## stop words (useless words)

Stopwords are the most common words in any natural language. For the purpose of analyzing text data and building NLP models, these stopwords might not add much value to the meaning of the document. Generally, the most common words used in a text are “the”, “is”, “in”, “for”, “where”, “when”, “to”, “at” etc.

In [1]:
from nltk.corpus import stopwords

#### check the stop words in English language

In [2]:
stop_words = stopwords.words("english")
print(stop_words)

['i', 'me', 'my', 'myself', 'we', 'our', 'ours', 'ourselves', 'you', "you're", "you've", "you'll", "you'd", 'your', 'yours', 'yourself', 'yourselves', 'he', 'him', 'his', 'himself', 'she', "she's", 'her', 'hers', 'herself', 'it', "it's", 'its', 'itself', 'they', 'them', 'their', 'theirs', 'themselves', 'what', 'which', 'who', 'whom', 'this', 'that', "that'll", 'these', 'those', 'am', 'is', 'are', 'was', 'were', 'be', 'been', 'being', 'have', 'has', 'had', 'having', 'do', 'does', 'did', 'doing', 'a', 'an', 'the', 'and', 'but', 'if', 'or', 'because', 'as', 'until', 'while', 'of', 'at', 'by', 'for', 'with', 'about', 'against', 'between', 'into', 'through', 'during', 'before', 'after', 'above', 'below', 'to', 'from', 'up', 'down', 'in', 'out', 'on', 'off', 'over', 'under', 'again', 'further', 'then', 'once', 'here', 'there', 'when', 'where', 'why', 'how', 'all', 'any', 'both', 'each', 'few', 'more', 'most', 'other', 'some', 'such', 'no', 'nor', 'not', 'only', 'own', 'same', 'so', 'than', '

In [5]:
type(stop_words)

list

#### removing the stopwords

In [4]:
from nltk.tokenize import word_tokenize

In [9]:
text = "This is some sample text, showing off the stop words filtration"
word_tokens = word_tokenize(text)

new_list = []

for val in word_tokens:
    if val not in stop_words:
        new_list.append(val)
        
new_list

['This', 'sample', 'text', ',', 'showing', 'stop', 'words', 'filtration']

#### removing the stopwords and the punctuation

In [3]:
import string
punc = string.punctuation

In [7]:
text = "This is some sample text, showing off the stop words filtration"
word_tokens = word_tokenize(text)

new_list = []

for val in word_tokens:
    if val not in stop_words and val not in punc:
        new_list.append(val)
        
new_list

['This', 'sample', 'text', 'showing', 'stop', 'words', 'filtration']

In [5]:
def remove_punc_and_sw(txt):
    txt_no_punc = "".join([val for val in txt if val not in string.punctuation])
    tokens = word_tokenize(txt_no_punc.lower())
    txt_no_sw = " ".join([val for val in tokens if val not in stop_words])
    return txt_no_sw

##### 3 steps:

1. remove the punctuations and then join them together.
2. convert all the texts into lower format then tokenized into words
3. then remove the stop words and join them again

In [6]:
text = "This is some sample text, showing off the stop words filtration."

remove_punc_and_sw(text)

'sample text showing stop words filtration'

#### Observation:

You may consider a stop word a word that has high frequency on a corpus.

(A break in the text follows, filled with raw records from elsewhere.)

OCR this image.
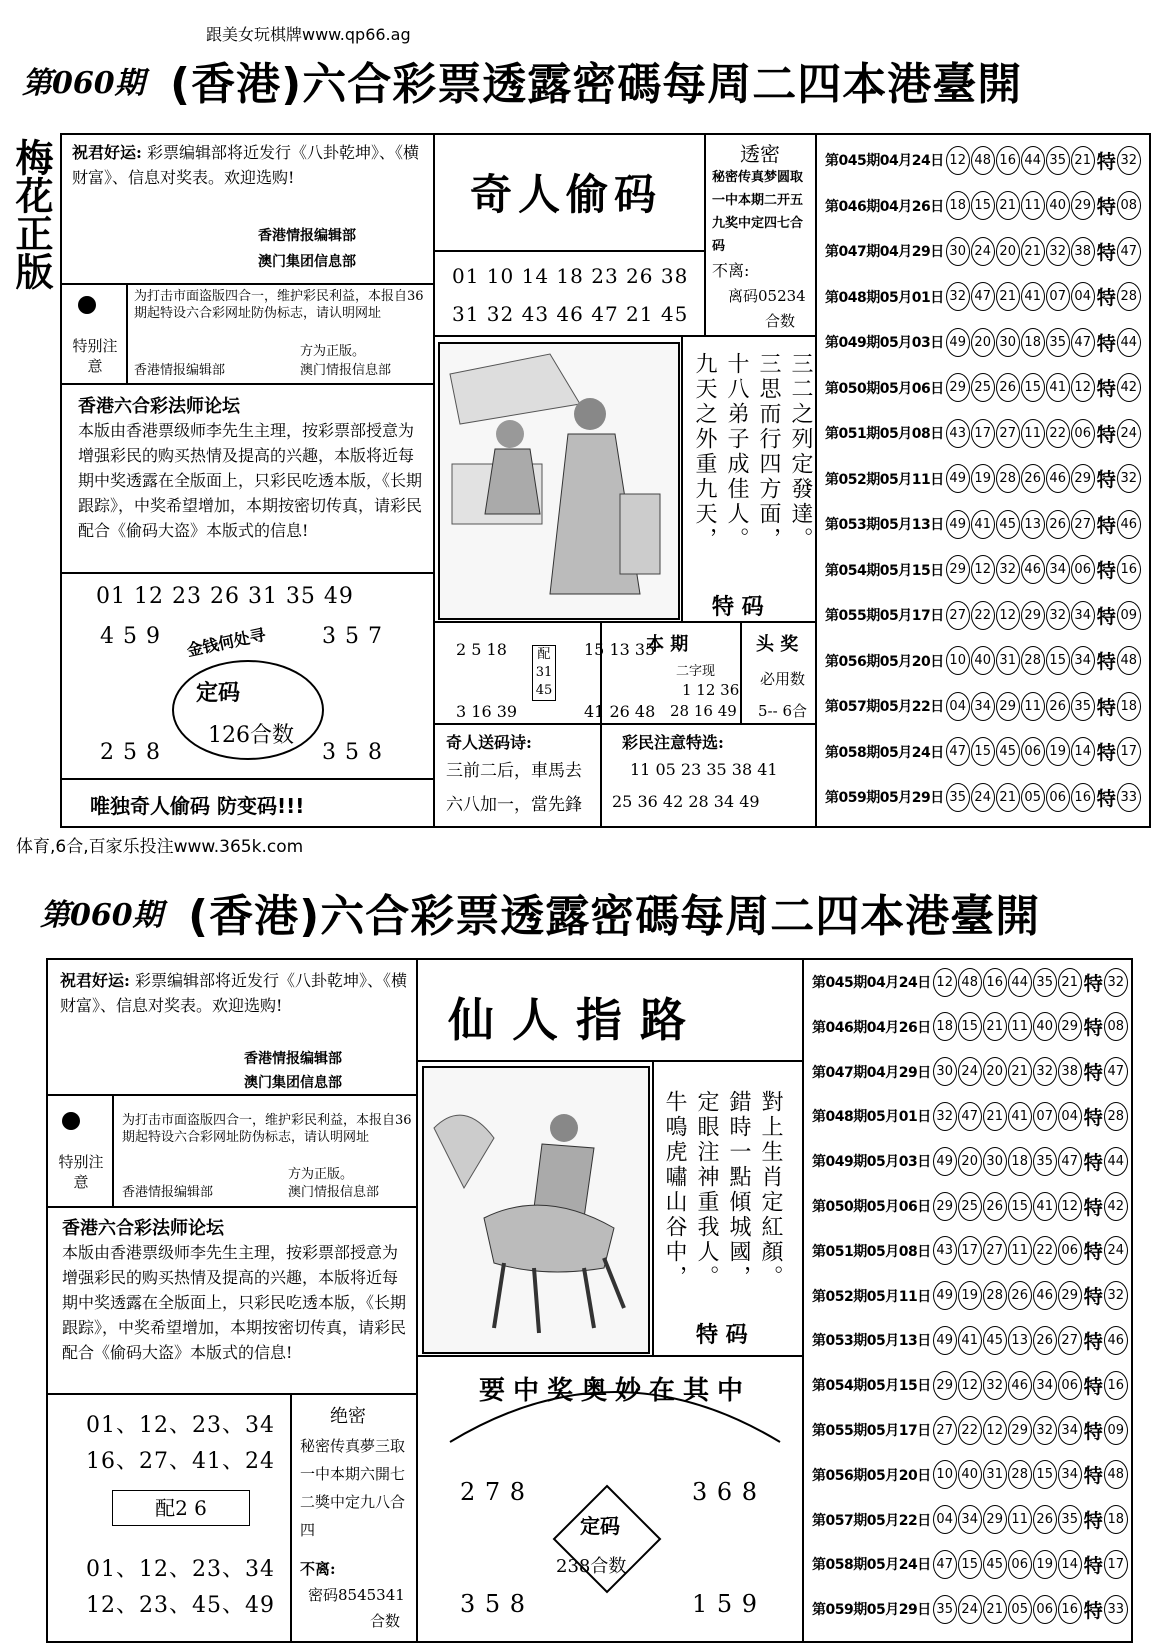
跟美女玩棋牌www.qp66.ag
第060期 (香港)六合彩票透露密碼每周二四本港臺開
梅花正版 祝君好运: 彩票编辑部将近发行《八卦乾坤》、《横财富》、信息对奖表。欢迎选购!
香港情报编辑部
澳门集团信息部
特别注意
为打击市面盗版四合一，维护彩民利益，本报自36期起特设六合彩网址防伪标志，请认明网址
方为正版。
香港情报编辑部	澳门情报信息部
香港六合彩法师论坛
本版由香港票级师李先生主理，按彩票部授意为增强彩民的购买热情及提高的兴趣，本版将近每期中奖透露在全版面上，只彩民吃透本版，《长期跟踪》，中奖希望增加，本期按密切传真，请彩民配合《偷码大盗》本版式的信息!
01 12 23 26 31 35 49
4 5 9 金钱何处寻 3 5 7
定码
126合数
2 5 8	3 5 8
唯独奇人偷码 防变码!!!
奇人偷码
01 10 14 18 23 26 38
31 32 43 46 47 21 45
透密
秘密传真梦圆取一中本期二开五九奖中定四七合码
不离:
离码05234
合数
三二之列定發達。
三思而行四方面，
十八弟子成佳人。
九天之外重九天，
特 码
2 5 18
3 16 39
配 31 45
15 13 35
41 26 48
本 期
二字现
1 12 36
28 16 49
头 奖
必用数
5-- 6合
奇人送码诗:
三前二后，車馬去
六八加一，當先鋒
彩民注意特选:
11 05 23 35 38 41
25 36 42 28 34 49
第045期04月24日 12 48 16 44 35 21 特 32
第046期04月26日 18 15 21 11 40 29 特 08
第047期04月29日 30 24 20 21 32 38 特 47
第048期05月01日 32 47 21 41 07 04 特 28
第049期05月03日 49 20 30 18 35 47 特 44
第050期05月06日 29 25 26 15 41 12 特 42
第051期05月08日 43 17 27 11 22 06 特 24
第052期05月11日 49 19 28 26 46 29 特 32
第053期05月13日 49 41 45 13 26 27 特 46
第054期05月15日 29 12 32 46 34 06 特 16
第055期05月17日 27 22 12 29 32 34 特 09
第056期05月20日 10 40 31 28 15 34 特 48
第057期05月22日 04 34 29 11 26 35 特 18
第058期05月24日 47 15 45 06 19 14 特 17
第059期05月29日 35 24 21 05 06 16 特 33
体育,6合,百家乐投注www.365k.com
第060期 (香港)六合彩票透露密碼每周二四本港臺開
祝君好运: 彩票编辑部将近发行《八卦乾坤》、《横财富》、信息对奖表。欢迎选购!
香港情报编辑部
澳门集团信息部
特别注意
为打击市面盗版四合一，维护彩民利益，本报自36期起特设六合彩网址防伪标志，请认明网址
方为正版。
香港情报编辑部	澳门情报信息部
香港六合彩法师论坛
本版由香港票级师李先生主理，按彩票部授意为增强彩民的购买热情及提高的兴趣，本版将近每期中奖透露在全版面上，只彩民吃透本版，《长期跟踪》，中奖希望增加，本期按密切传真，请彩民配合《偷码大盗》本版式的信息!
01、12、23、34
16、27、41、24
配2 6
01、12、23、34
12、23、45、49
绝密
秘密传真夢三取一中本期六開七二獎中定九八合四
不离:
密码8545341
合数
仙人指路
對上生肖定紅顏。
錯時一點傾城國，
定眼注神重我人。
牛鳴虎嘯山谷中，
特 码
要中奖奥妙在其中
2 7 8	3 6 8
定码
238合数
3 5 8	1 5 9
第045期04月24日 12 48 16 44 35 21 特 32
第046期04月26日 18 15 21 11 40 29 特 08
第047期04月29日 30 24 20 21 32 38 特 47
第048期05月01日 32 47 21 41 07 04 特 28
第049期05月03日 49 20 30 18 35 47 特 44
第050期05月06日 29 25 26 15 41 12 特 42
第051期05月08日 43 17 27 11 22 06 特 24
第052期05月11日 49 19 28 26 46 29 特 32
第053期05月13日 49 41 45 13 26 27 特 46
第054期05月15日 29 12 32 46 34 06 特 16
第055期05月17日 27 22 12 29 32 34 特 09
第056期05月20日 10 40 31 28 15 34 特 48
第057期05月22日 04 34 29 11 26 35 特 18
第058期05月24日 47 15 45 06 19 14 特 17
第059期05月29日 35 24 21 05 06 16 特 33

Words such as articles and some verbs are usually considered stop words because they don’t help us to find the context or the true meaning of a sentence. These are words that can be removed without any negative consequences to the final model that you are training.

> **why remove stop words?**

Reducing the data set size is without any doubt a way of increasing performance. Training models takes time and if you have less tokens to be trained, the training time should decrease.

**What's the main point?**

Word importance may vary depending on the dataset. But it may also change depending on the goal you are trying to achieve. Problems like sentiment analysis are much more sensitive to stop words removal than document classification.

In [8]:
# an example
example = "I told you that she was not happy"

# remove stop words
remove_punc_and_sw(example)

'told happy'

It's seen from the above example that the final output: `told happy` seems have positive vibe while the actual sentence: `I told you that she was not happy` has negative vibe

For sentiment analysis purposes, the overall meaning of the resulting sentence is positive, which is not at all the reality. Another problem of removing stop words from the model is that it’s crucial to have these tokens when our goal is to generate text or to work with search engines.

> **So, when should I remove stop words?**

You should remove these tokens only if they don’t add any new information for your problem. Classification problems normally don’t need stop words because it’s possible to talk about the general idea of a text even if you remove stop words from it.